Cúpula climática de líderes: novidades, velhas novidades e a mesma marcha para o abismo

Eduardo Sá Barreto*, de Niterói, RJ
Reprodução

Quem vive em busca de motivos para ter esperança, certamente teve um prato cheio assistindo à Cúpula Climática de Líderes, no dia 22 de abril de 2021. Os dois discursos que abriram a Cúpula, de Kamala Harris e Joe Biden, trouxeram alguns elementos de contundência incomum para o tipo de envolvimento que costumamos ver dos EUA nesse tipo de ambiente.

Harris usou o termo “crise climática” ao menos duas vezes. Enumerou uma série de impactos devastadores, não apenas como previsões para um futuro relativamente distante, mas como realidades já presentes no momento atual. Biden chegou a usar uma expressão ainda mais dura, que já vem figurando há alguns anos nos discursos do secretário geral da ONU, António Guterres: crise existencial, i.e. uma crise que nos ameaça de extinção. E logo em seguida, enfileirou outras afirmações aparentemente compatíveis com o que vem sendo preconizado pelo IPCC. Disse que estamos em uma década decisiva, que é imperativo agir agora, que uma concertação internacional é incontornável, que as maiores economias devem fazer os maiores esforços. Em linha com os discursos de abertura, várias lideranças afirmaram compromissos de alcançar a neutralidade de carbono entre 2050 e 2060.

Tudo isso, claro, é música para ouvidos em busca de esperança. No entanto, apesar de reconhecer alguns elementos novos no tom dos discursos, precisamos ir além desse mero verniz superficial se quisermos saber qual é o conteúdo real de tudo que foi dito na Cúpula. Comecemos com a celebrada nova meta ambiciosa dos EUA, a redução de 50% do nível de emissões anuais até 2030, em comparação com o nível de emissões de 2005. 

A nova meta estadunidense apresenta diferenças sutis com a trajetória de mitigação proposta pelo IPCC

A nova meta estadunidense apresenta diferenças sutis com a trajetória de mitigação proposta pelo IPCC, compatível com o objetivo de limitar a elevação da temperatura média do planeta a 1,5oC acima da temperatura de meados do século XIX. O IPCC propõe que se obtenha uma redução de 45% das emissões globais até 2030, relativa ao nível de 2010. De imediato, portanto, a meta recém anunciada por Biden parece mais ambiciosa. Ela exigiria cortes maiores (50% ao invés de 45%) e tomaria uma base menor, e portanto mais exigente, para realizar os cortes (2005 ao invés de 2010). Trata-se, contudo, de mera aparência. O nível de emissões do EUA em 2005 foi, na verdade, maior do que em 2010. Ao cortar 50% sobre a base de 2005, os EUA poderiam chegar em 2030 ainda emitindo 3,065 bilhões de toneladas de CO2. Caso esse corte fosse realizado sobre a base de 2010, o nível de emissões de 2030 compatível com a nova meta de corte seria de “apenas” 2,85 bilhões de toneladas de CO2. O ano-base de 2005, aparentemente mais exigente, é, na verdade, menos exigente. (1)
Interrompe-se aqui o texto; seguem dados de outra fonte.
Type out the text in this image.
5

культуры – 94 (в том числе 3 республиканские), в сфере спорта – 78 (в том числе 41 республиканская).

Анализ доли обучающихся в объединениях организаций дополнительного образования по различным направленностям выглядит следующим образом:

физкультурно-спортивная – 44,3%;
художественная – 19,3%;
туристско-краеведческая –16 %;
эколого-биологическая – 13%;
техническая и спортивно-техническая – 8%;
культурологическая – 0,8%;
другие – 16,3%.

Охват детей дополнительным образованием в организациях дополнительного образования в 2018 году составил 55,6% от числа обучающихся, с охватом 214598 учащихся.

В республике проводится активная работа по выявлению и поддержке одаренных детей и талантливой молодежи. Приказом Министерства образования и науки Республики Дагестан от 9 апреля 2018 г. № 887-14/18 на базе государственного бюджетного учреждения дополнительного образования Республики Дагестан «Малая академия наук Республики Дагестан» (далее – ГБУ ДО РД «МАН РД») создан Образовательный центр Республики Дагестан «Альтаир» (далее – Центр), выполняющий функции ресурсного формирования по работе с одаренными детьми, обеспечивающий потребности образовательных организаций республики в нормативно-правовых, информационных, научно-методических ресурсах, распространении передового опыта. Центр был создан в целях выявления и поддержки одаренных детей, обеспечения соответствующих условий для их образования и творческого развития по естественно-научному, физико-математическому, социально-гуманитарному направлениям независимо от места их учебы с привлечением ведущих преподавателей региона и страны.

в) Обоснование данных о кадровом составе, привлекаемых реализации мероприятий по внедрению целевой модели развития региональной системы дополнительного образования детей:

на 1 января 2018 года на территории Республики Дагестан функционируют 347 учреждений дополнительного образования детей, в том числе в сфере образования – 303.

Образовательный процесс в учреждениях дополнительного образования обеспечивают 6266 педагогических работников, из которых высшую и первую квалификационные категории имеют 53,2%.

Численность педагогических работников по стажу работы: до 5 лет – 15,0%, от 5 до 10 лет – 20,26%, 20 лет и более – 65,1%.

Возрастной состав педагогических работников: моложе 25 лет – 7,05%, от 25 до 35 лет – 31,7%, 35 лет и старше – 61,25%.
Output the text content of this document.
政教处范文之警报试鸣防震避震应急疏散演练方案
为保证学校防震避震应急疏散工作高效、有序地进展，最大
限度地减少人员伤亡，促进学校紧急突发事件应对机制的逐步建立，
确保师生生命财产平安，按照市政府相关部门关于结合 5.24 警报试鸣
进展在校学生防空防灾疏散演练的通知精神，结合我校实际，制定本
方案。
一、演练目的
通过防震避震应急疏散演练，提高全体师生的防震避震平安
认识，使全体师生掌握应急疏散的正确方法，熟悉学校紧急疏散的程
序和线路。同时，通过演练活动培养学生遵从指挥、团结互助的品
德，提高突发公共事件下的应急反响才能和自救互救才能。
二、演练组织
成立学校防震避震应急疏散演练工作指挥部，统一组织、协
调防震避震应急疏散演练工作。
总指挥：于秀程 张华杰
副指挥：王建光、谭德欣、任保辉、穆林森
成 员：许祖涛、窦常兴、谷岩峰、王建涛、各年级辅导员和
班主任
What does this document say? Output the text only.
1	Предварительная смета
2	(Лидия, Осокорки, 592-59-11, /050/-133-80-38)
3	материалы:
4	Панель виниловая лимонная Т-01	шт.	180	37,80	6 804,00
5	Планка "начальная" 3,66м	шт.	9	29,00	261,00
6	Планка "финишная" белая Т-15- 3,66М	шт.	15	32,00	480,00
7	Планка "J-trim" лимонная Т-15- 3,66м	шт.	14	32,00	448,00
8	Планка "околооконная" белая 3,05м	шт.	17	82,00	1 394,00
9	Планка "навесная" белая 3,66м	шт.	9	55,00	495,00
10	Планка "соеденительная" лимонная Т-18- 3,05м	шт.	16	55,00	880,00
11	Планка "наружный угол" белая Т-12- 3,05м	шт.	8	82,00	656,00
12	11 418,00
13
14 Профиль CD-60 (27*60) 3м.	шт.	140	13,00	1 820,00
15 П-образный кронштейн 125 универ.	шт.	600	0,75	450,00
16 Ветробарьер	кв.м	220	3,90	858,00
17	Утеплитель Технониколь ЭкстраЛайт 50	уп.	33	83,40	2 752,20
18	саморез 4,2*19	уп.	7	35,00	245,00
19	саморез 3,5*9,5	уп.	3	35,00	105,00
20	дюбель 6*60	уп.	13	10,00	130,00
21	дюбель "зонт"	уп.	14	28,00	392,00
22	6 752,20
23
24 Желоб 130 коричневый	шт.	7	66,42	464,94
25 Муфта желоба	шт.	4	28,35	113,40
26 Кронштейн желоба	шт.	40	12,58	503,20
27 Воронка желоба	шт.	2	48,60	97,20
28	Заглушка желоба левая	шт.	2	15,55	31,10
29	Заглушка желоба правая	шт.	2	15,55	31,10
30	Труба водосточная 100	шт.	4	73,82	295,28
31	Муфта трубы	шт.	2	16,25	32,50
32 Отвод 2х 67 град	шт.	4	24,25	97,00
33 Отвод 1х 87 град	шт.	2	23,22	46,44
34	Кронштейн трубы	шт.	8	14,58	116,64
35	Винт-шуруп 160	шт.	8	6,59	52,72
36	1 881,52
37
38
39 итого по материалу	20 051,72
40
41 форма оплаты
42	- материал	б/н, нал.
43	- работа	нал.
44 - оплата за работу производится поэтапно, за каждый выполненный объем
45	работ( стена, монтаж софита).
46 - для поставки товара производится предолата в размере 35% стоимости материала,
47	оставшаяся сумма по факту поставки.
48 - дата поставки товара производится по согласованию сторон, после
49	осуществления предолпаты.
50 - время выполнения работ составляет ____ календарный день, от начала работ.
Há outro exercício que também podemos fazer. Acabamos de ver que, alcançando a meta proposta, os EUA chegariam a 2030 emitindo 3,065 bilhões de toneladas de CO2. E se eles tivessem proposto, ao invés disso, realizar a mitigação tal como proposta pelo IPCC? Bem, se a proposta tivesse sido cortar as emissões em 45% até 2030, relativo ao nível de 2010, o nível estadunidense de emissões em 2030 seria de 3,135 bilhões de toneladas de CO2. Em outras palavras, a nação com o maior volume de emissões acumuladas (segundo estimativas para o período entre 1751 e 2017) propõe fazer um esforço de mitigação apenas 2% maior do que será necessário, em média, segundo o IPCC. 

Não é difícil perceber que isso está em claro descompasso com o princípio das responsabilidades comuns porém diferenciadas, muito alardeado na diplomacia climática, mas nunca posto em prática. Evidentemente, não nos deve surpreender que ele não seja colocado em prática, já que sua efetivação exigiria dos principais centros de poder no mundo (as maiores potências militares e/ou econômicas) trajetórias de mitigação incompatíveis com a manutenção desse poder.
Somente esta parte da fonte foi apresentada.